En revanche, il considère nécessaire pour lever le doute que les expériences effectuées par Mme Obokata soient reproduites au sein de son institut et ailleurs, et juge qu'en attendant "le retrait de l'article est l'option la plus appropriée".

La chercheuse Obokata est contre cette solution, estimant que "cela reviendrait à annoncer au monde entier que l'article était une erreur et que les cellules Stap n'existent pas".

A la décharge de Mme Obokata, M. Sasai a expliqué que selon lui, "si l'hypothèse des cellules Stap n'existait pas, plusieurs phénomènes ne seraient pas facilement explicables", laissant entendre qu'il croyait en la possibilité de leur existence.
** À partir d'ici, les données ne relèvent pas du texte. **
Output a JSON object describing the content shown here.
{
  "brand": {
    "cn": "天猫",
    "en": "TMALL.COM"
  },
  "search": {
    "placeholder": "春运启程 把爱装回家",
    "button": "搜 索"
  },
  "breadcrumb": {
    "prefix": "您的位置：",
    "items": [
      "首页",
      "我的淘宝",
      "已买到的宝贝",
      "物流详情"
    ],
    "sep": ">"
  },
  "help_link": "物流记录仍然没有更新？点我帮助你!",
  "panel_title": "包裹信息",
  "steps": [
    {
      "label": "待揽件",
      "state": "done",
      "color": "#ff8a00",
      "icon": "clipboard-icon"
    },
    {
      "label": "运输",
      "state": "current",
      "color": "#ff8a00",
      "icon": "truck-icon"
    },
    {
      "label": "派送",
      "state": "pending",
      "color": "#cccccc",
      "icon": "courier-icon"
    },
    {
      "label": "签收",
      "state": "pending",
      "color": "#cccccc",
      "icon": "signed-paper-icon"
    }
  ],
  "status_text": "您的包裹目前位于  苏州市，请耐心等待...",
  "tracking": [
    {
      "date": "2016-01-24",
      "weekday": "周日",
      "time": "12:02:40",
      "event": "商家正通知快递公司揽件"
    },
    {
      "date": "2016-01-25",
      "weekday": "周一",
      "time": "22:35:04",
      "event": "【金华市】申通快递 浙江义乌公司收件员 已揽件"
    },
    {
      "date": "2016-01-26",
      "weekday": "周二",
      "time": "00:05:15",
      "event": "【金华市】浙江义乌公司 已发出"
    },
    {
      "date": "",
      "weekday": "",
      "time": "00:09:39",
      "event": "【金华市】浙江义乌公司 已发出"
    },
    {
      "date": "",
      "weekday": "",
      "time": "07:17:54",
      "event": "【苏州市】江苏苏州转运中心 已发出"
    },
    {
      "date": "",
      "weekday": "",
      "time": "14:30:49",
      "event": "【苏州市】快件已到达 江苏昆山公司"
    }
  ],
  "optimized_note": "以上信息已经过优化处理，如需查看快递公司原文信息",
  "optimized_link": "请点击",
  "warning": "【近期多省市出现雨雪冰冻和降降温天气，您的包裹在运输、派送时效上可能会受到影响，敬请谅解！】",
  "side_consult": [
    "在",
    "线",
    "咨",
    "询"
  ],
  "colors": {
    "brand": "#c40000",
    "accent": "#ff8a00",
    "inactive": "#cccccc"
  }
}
M. Sasai était aux côtés de Mme Obokata lors de la première conférence de presse de présentation de ces cellules Stap le 28 janvier, la veille de la publication dans Nature. Il avait même pris la parole à plusieurs reprises mais ne s'était pas exprimé depuis lors.

Les explications de M. Sasai étaient attendues avec gourmandise par des journalistes sur les dents à l'affût du moindre nouvel élément dans cette affaire qui divise le monde scientifique nippon et l'opinion, en mettant en exergue les rivalités au sein du milieu de la recherche autant que la cruauté d'une partie des médias.

La jeune Obokata (30 ans) est actuellement hospitalisée car fragilisée par ce scandale qui la dépasse.